Ribeiroia ondatrae is a parasitic flatworm that requires three hosts to complete its life cycle: first a snail, then an amphibian or fish, and finally a bird or a mammal. The parasite is best known for causing deformities in their frog hosts, such as additional limbs, and may therefore also be a conservation concern in addition to the many concerns already plaguing amphibians. Like all parasites exposed to the environment, R. ondatrae is sensitive to temperature changes but the complexity of its life cycle makes it difficult to determine how climate change will affect its distribution and impacts on hosts. Our work, currently led by PhD student Korryn Bodner and in collaboration with Pieter Johnson (University of Colorado Boulder) and Sara Paull (University of Colorado Denver) combines mechanistic host-parasite models with machine learning approaches to understand how climate change – along with land use change, pollution and other factors –  influences the parasite’s range, phenology, and its impacts on hosts.

 
 
 

Land use change impacts on parasitism

Land use change can alter the dynamics of host-parasite systems and disease spread in multifaceted ways. Habitat fragmentation, for example, can alter the spatial distribution of hosts and increase or decrease their densities above or below the threshold for epidemic outbreaks. Moreover, changes in landscape geometry also alter the configuration of contact lines and contact barriers between animal populations, thereby changing the probabilities of cross-species disease transmission and zoonotic outbreaks.

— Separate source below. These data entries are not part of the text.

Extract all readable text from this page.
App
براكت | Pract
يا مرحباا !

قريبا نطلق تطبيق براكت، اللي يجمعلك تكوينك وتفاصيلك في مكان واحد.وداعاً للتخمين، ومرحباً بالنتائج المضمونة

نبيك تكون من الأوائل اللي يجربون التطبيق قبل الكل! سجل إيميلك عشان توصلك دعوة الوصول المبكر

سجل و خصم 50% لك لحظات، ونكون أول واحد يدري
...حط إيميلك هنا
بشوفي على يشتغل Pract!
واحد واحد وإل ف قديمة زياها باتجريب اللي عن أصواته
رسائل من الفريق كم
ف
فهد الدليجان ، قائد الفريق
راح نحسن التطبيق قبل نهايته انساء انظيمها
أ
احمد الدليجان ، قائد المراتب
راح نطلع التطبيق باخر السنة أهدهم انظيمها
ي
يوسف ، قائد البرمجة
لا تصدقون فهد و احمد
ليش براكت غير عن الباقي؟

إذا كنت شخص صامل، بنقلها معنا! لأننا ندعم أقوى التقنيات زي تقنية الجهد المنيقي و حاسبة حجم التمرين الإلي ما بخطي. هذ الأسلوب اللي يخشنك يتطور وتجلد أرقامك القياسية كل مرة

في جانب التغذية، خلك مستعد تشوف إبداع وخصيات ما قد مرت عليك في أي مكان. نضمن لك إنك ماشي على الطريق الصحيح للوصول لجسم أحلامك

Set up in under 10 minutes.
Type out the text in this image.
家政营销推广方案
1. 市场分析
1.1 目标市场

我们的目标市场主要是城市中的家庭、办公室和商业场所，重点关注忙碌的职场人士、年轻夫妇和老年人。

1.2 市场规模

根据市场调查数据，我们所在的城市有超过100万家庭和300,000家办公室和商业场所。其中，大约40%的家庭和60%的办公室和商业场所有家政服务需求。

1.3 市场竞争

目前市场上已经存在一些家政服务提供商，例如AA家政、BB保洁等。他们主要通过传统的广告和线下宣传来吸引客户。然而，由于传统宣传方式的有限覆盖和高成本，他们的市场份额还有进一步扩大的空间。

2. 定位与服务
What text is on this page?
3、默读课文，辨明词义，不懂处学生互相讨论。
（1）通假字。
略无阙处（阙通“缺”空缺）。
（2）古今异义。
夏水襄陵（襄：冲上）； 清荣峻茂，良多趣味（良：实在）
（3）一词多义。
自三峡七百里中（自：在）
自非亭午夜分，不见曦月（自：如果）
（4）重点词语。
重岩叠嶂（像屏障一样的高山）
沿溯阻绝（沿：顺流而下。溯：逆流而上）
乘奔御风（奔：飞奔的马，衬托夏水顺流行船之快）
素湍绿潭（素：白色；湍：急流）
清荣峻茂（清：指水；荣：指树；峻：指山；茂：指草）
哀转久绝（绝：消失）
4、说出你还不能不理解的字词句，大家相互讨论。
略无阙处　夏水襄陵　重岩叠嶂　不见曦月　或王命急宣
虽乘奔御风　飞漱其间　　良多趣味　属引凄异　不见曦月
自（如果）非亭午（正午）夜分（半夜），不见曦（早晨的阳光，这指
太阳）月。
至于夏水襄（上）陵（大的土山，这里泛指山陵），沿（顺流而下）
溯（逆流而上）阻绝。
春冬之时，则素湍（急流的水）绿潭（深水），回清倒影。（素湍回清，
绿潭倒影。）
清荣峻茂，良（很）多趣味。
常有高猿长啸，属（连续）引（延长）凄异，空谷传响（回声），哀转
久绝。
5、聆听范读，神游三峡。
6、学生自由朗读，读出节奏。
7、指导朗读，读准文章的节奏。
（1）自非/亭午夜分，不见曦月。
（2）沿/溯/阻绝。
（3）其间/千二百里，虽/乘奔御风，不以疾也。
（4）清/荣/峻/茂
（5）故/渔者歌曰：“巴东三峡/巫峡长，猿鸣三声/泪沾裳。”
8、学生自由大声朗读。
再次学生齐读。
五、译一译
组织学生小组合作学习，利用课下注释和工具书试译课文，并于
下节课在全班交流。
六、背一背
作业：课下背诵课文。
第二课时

Our work combines the development of new modelling approaches for how land use change impacts parasitism and disease spread, with camera trapping and parasitological work on the Osa Peninsula in southern Costa Rica where we test our ideas and hypotheses empirically. Here, we collaborate with the NGO Osa Conservation to understand how ongoing land conversions affect the viability of mammalian populations and the transmission of parasitic diseases among them. Current work by PhD student Juan Vargas focuses on determining whether domestic dogs may be functioning as a reservoir species from which parasitic disease is spilling over to ocelots and pumas.